OpenLB
Open Library of Bioscience

We have previously shown that V79 multicell spheroids are resistant to the anthracenedione mitoxantrone (1). In this paper we demonstrate that this resistance is not solely due to restricted drug penetration into the spheroid, but also to an altered intrinsic resistance of the cells when grown as a three-dimensional structure. We have studied the uptake and toxicity of mitoxantrone in V79-OCF4 monolayers, 100 micron spheroids, 650 micron spheroids, and outer and inner cells of 650 micron spheroids. The LD90 for cells exposed as monolayers to mitoxantrone for two hours was 0.016 microgram/ml, 0.055 microgram/ml for 100 micron spheroids, 1.5 micrograms/ml for outer spheroid cells and 6.2 micrograms/ml for inner spheroid cells.
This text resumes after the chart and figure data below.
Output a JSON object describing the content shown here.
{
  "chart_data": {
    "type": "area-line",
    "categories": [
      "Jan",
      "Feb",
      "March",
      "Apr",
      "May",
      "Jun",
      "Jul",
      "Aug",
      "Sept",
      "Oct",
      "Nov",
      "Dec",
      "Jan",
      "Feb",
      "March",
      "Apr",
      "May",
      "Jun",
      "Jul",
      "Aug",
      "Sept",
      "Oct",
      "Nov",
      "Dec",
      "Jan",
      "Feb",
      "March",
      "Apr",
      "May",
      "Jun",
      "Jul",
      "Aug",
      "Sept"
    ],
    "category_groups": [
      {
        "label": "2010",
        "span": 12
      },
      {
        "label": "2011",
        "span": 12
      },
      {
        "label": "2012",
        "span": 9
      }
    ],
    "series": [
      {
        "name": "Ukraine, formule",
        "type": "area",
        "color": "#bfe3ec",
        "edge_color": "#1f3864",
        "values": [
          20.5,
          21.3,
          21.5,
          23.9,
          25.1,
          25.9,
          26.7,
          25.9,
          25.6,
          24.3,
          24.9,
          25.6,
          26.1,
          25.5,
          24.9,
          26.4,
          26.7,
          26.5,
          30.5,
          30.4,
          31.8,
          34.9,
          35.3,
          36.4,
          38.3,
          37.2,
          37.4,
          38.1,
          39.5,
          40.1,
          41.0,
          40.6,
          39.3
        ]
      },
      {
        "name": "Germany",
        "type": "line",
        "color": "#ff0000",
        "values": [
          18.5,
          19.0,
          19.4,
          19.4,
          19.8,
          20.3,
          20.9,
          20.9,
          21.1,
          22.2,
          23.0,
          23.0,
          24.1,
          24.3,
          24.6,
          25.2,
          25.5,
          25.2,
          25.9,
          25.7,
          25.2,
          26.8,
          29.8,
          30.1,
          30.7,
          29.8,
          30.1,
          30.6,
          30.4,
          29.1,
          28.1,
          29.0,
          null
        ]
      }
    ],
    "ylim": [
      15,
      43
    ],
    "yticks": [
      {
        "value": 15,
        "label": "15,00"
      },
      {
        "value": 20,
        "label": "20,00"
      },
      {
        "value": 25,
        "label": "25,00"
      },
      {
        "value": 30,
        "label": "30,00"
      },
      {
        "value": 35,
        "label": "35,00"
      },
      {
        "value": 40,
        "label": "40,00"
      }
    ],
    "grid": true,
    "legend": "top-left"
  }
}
Uptake of [14C]mitoxantrone was linear for all populations with no plateau up to the highest doses used. The uptake of drug required to kill 90% of the cells in a population (UP90) of monolayers was 3.7 ng/10(6) cells, 10.7 ng/10(6) cells for 100 micron spheroids, 169 ng/10(6) cells for outer spheroid cells, and 146 ng/10(6) cells for inner spheroid cells. The relative resistance of spheroids compared to monolayers, based on drug concentration in the medium, was 3.4 for small spheroids, 92 for outer cells, and 390 for inner cells. When cell survival was normalized to drug uptake, the relative resistance of spheroids to monolayers was 2.9 for small spheroids, 46 for outer cells and 40 for inner cells of large spheroids. The data demonstrate that the resistance of multicell spheroids to mitoxantrone is not solely due to restricted drug penetration into the cell aggregate but is also due to a spheroid-induced altered intrinsic resistance of the V79 cells.